Через пятнадцать лет устроили школу при Печатном дворе. Русский монах Тимофей, долгие годы проживший в Палестине и на Афоне в Греции, входившей тогда в состав Османской Турции, стал главным учителем. Он и его помощник грек Мануил в верхних палатах Печатного двора на Никольской улице учили греческому языку. При открытии школы в ней было три десятка учеников, взятых из разных сословий; через три года — уже 56, еще через год — на десяток больше. А 166 учеников постигали премудрости и сложности славянского языка. 232 ученика в школе — немало для XVII столетия!
А уже в следующем, 1687 году открыли Славяно-греко-латинское училище, впоследствии названное академией. По «привилегии», давшей программу образования, последнее должно было стать не только церковным, а общим. Здесь постигали «семена мудрости» из наук гражданских и церковных, «наченше от грамматики, пиитики, риторики, диалектики, философии разумительной, естественной и нравной, даже до богословия», то есть всю схоластическую школьную премудрость, идущую от средневековья; весь школьный цикл от низших до высших классов, начиная с грамматики и кончая философией (метафизической и натуральной), этикой и богословием. Училище было одновременно высшим и средним учебным заведением.

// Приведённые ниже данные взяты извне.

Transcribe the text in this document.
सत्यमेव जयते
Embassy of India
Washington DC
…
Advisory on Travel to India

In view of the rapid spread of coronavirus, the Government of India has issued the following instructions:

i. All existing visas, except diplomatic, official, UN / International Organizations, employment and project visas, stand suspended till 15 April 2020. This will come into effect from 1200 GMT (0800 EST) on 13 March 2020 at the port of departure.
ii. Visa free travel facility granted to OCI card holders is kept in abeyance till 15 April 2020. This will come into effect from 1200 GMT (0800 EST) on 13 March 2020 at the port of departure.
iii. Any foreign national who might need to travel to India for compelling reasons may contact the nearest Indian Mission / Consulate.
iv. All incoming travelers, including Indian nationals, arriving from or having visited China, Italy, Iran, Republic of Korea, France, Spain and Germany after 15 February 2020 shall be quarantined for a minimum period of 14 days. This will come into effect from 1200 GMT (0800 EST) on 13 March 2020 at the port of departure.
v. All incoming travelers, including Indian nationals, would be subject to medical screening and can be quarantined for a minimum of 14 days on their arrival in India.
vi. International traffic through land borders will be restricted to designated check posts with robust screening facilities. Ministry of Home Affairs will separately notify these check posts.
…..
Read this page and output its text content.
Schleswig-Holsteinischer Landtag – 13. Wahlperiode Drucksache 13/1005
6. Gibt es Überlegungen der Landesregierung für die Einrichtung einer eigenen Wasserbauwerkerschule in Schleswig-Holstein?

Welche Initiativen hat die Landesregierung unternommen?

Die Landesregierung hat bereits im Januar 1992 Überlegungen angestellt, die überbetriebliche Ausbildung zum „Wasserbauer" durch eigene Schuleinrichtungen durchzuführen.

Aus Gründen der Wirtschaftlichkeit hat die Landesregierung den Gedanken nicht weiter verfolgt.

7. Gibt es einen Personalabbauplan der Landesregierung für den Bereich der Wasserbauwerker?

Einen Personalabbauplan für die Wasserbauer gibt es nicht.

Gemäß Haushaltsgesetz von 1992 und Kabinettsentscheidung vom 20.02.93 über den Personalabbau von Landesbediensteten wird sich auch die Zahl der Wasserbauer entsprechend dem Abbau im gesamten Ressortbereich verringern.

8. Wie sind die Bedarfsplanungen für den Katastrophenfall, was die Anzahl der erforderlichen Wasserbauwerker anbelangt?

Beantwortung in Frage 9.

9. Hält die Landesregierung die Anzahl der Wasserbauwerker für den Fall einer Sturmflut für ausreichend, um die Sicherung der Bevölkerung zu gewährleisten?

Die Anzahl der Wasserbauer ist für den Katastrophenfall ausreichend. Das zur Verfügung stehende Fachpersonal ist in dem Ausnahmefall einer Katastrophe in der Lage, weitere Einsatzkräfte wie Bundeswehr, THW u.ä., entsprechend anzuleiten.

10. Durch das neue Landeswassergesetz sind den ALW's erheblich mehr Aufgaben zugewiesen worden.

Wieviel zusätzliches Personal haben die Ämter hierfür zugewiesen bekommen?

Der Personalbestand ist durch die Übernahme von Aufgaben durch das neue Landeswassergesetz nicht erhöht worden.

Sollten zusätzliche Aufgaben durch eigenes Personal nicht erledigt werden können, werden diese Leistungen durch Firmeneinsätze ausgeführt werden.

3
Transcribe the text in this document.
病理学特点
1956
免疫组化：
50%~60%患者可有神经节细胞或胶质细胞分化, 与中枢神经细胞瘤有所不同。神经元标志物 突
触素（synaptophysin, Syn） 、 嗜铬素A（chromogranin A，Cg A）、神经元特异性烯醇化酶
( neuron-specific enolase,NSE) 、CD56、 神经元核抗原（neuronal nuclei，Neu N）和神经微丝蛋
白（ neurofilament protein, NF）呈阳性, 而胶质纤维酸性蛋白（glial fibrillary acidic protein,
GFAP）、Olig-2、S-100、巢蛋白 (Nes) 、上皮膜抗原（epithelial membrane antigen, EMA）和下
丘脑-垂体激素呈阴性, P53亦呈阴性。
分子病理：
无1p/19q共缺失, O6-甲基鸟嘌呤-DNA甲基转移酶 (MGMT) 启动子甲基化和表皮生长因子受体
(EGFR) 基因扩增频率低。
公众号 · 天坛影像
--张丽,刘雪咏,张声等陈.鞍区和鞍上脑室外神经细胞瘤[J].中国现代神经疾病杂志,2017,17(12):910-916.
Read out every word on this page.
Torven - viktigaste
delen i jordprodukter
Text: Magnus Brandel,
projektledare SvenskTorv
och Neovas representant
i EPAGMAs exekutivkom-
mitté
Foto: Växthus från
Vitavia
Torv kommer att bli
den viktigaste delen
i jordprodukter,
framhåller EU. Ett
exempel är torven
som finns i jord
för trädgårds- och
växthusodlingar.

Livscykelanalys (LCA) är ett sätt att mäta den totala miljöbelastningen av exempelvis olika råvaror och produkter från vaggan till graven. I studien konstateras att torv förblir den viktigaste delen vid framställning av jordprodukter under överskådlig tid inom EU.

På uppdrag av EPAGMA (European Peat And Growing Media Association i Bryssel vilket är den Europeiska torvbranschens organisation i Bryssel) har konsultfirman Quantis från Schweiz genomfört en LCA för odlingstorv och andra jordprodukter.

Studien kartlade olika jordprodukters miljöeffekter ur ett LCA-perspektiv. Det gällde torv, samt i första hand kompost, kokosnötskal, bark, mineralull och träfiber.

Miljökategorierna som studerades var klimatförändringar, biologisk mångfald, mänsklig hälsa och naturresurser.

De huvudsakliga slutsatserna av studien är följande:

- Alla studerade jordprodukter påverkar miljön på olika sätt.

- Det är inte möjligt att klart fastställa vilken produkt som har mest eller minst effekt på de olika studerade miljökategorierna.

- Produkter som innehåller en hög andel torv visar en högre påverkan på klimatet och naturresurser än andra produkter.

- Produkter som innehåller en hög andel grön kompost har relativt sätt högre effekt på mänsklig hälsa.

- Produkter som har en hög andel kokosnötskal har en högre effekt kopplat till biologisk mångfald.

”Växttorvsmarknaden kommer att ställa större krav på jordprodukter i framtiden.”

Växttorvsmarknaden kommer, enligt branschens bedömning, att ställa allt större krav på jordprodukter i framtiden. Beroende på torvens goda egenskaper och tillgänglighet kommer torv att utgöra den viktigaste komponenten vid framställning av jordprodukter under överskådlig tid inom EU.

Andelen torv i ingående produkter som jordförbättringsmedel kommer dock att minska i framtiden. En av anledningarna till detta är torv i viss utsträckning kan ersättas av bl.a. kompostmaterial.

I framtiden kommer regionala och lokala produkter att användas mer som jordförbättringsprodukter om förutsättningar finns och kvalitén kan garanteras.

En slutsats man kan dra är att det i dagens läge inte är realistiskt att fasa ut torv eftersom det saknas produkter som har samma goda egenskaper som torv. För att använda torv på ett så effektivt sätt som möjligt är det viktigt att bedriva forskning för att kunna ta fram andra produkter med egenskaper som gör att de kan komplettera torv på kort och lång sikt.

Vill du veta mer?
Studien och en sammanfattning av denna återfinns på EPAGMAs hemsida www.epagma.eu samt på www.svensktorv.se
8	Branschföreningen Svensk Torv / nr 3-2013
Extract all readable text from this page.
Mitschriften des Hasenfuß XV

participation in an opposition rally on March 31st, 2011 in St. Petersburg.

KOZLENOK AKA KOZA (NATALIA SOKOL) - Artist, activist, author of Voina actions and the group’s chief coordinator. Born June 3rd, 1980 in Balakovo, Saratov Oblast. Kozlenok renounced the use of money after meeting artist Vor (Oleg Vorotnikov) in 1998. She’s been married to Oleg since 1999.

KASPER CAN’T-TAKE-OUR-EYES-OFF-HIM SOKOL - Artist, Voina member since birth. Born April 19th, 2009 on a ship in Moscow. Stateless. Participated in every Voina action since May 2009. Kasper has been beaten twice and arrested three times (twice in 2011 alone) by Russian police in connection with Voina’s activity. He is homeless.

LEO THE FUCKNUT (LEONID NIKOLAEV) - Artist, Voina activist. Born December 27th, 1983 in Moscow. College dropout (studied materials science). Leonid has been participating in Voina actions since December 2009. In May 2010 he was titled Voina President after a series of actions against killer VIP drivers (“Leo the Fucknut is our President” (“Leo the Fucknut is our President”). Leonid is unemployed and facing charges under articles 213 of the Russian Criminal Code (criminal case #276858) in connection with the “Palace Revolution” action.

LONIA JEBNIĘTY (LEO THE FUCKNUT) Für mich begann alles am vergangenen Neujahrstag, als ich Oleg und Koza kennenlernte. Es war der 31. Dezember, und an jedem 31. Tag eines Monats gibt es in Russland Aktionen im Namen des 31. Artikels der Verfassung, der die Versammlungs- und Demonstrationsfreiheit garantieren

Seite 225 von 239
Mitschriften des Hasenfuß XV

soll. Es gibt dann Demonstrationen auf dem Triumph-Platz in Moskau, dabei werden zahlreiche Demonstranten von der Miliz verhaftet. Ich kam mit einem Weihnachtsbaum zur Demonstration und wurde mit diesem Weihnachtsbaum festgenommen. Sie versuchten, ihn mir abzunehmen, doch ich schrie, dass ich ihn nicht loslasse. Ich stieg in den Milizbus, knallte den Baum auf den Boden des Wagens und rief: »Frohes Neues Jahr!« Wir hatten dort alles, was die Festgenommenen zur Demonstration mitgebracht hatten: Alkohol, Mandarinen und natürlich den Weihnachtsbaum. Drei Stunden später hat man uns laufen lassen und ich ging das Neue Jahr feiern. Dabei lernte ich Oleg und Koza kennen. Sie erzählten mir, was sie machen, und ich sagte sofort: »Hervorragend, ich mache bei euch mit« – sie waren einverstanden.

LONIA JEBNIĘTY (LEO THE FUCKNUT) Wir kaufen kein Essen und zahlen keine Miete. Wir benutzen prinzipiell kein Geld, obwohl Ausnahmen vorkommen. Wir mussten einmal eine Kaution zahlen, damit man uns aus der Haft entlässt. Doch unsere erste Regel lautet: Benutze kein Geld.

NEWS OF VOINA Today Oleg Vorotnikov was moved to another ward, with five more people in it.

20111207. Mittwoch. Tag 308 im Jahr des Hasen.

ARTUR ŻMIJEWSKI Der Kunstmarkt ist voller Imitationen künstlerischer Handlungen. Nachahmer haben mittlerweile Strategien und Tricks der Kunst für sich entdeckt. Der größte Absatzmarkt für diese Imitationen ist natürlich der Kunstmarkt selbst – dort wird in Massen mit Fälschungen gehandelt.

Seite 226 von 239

В соответствии с уставом, в училище принимали людей «всякого чина, сана и возраста». В будущем государственные должности могли получить только выпускники школы, за исключением детей «благородных»: их «порода» считалась достаточной гарантией успешной службы на государственном поприще.
На училище, или академию, возлагали немалые надежды. И потому наделили деньгами и всякими льготами, иммунитетами: профессоров и учащихся, за исключением уголовных дел, подчинили суду собственной училищной юрисдикции, «блюстителя» же (ректора) — суду патриарха. Приказы не могли входить в их тяжебные дела и проступки. Училище получило библиотеку.
Первые преподаватели, профессора были греки: братья Лихуды, Иоанникий и Софроний. Учеников для них взяли из школы Печатного двора, благо это и неподалеку, каких-нибудь двести-триста шагов от Заиконоспасского по Никольской, в первый год 28, на следующий — 32. Шли сюда и отпрыски московской знати, и дети приказных дельцов. Полдюжины учеников ходили в лучших; в их числе — Петр Васильевич Посников, сын дьяка Посольского приказа, ставший доктором медицины Падуанского университета в Италии.
Лихуды составили учебники грамматики, пиитики, риторики, психологии, физики, других предметов. Сами же учили всем наукам, греческому и латинскому языкам. Через три года лучшие питомцы переводили книги с обоих языков.